The porn was described as an addiction back then since it replaced me (per the counselor). I don't know really that it was a tremendous amount and from what I was able to tell it was heterosexual or just women. After all this time it would seem very odd to just give him a BJ! I have gotten to the point where I can't even imagine having sex with him yet I am comfortable here. I only imagine having sex with other guys due to his absence, yet I have stayed out of comfort and the fact that I am married to him. He sleeps on the couch most of the time and when 
he is in the bed he puts in earbuds and turns his back to me. I can't say the money is attractive, I just like the security of it. 
He never had as high a sex drive as I have but he was much more active 10 years ago. We are both very hygiene aware and physically able with no medical issues. He does act older than he is, always has. While being pretty fit, he either works or watches TV. We share a few interest and are usually out and about together. 
I have battled with myself over going to counseling alone BUT I hear the words of the therapist from last time. I asked him how will I know if he is looking at porn in place of me. The counselor said well he will cover his tracks better but his actions will tell you. I know my options so therapy by myself would just be a time waster in my opinion. I don't even know what I want from y'all but it has been so therapeutic reading the replies. I feel validated in my feelings and not just a female with a high desire for sex!


----------



## Lake life (Nov 18, 2019)

Sorry to hear you’re having to live like this. I feel your pain. 
My x wife had a low drive and made for a miserable marriage. She had been sexually abused as a child and never got over it. Even after Tons of counseling. 
Is it possible your husband may have suffered abuse as a child ? 
Also was his T level on the low end of normal ? This could be the problem . Many men suffer symptoms even in what Doctors call the low end normal range. ( I’m one and on TRT ) 

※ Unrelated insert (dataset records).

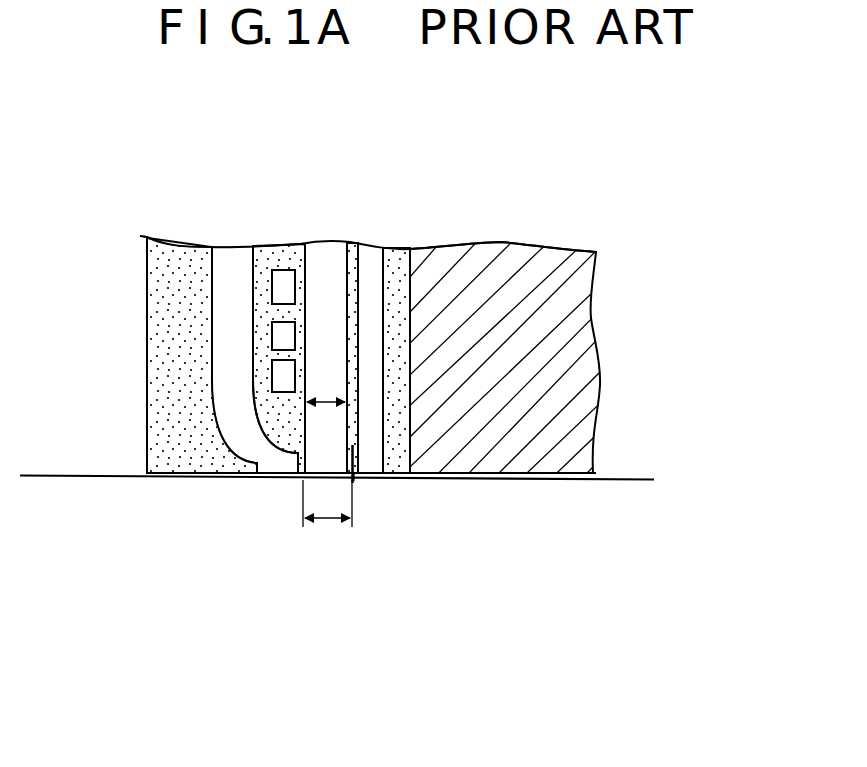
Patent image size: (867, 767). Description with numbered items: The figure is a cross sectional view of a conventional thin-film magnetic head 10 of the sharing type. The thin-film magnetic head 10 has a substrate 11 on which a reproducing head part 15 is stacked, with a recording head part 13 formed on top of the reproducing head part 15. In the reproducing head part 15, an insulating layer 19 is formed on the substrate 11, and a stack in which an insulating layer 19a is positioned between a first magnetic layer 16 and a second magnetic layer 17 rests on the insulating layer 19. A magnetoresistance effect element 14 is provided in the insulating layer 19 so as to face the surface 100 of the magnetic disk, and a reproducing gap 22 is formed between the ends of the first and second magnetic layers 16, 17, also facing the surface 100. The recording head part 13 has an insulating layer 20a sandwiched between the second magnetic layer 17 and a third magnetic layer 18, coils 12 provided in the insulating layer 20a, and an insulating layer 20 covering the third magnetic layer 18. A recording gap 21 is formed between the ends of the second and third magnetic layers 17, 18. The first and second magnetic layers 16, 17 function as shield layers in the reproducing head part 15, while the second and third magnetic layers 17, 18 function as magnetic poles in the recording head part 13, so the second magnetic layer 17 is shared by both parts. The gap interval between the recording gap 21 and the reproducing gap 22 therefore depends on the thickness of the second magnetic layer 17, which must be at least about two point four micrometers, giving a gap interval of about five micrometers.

The thin-film magnetic head 10 is at (476, 117).
The substrate 11 is at (585, 342).
The coils 12 is at (280, 250).
The recording head part 13 is at (279, 487).
The magnetoresistance effect element 14 is at (356, 455).
The reproducing head part 15 is at (358, 490).
The first magnetic layer 16 is at (372, 253).
The second magnetic layer 17 is at (322, 256).
The third magnetic layer 18 is at (227, 260).
The insulating layer 19 is at (403, 248).
The insulating layer 19a is at (353, 252).
The insulating layer 20 is at (163, 290).
The insulating layer 20a is at (268, 258).
The recording gap 21 is at (297, 480).
The reproducing gap 22 is at (353, 480).
The surface of the magnetic disk 100 is at (617, 476).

Low sex drive and not very active are symptoms of low T. 
Does he have body temperature fluctuations? Especially while sleeping. Also a symptom of low T. 
Good luck


----------



## southern_girl (Dec 23, 2012)

Well I think it was in low side of normal and he tried something. He used it for a month then quit cause he didn’t like it (it was like deodorant). Nothing I say will work though, if he doesn’t want to do it! I don’t know of any past abuse.


----------



## PieceOfSky (Apr 7, 2013)

There’s a book that left me feeling others have had similar experiences: Married and Alone, by Douglass Weiss.

I’m sorry to say, your situation sounds very similar to mine. The essence is: zero intimacy has become the norm, and my spouse prefers it that way.

It was a painful struggle to reach this point — I resisted the process, held onto wanting more and thinking we had had it before and both wanted it it revived. Looking back, I see much of what I thought was mere projection, my projection.

Though she would be content to be roommates from here on out (she’s 56, and I 53), I would not. It’s only been a few months since I moved into the spare bedroom, but it’s much easier to not spend energy on false hope that way, and easier to further detach. Acceptance that there is nothing left to be rekindled has removed adversarial aspects of our relationship, and we generally peacefully coexist. It seems almost a certainty we will divorce.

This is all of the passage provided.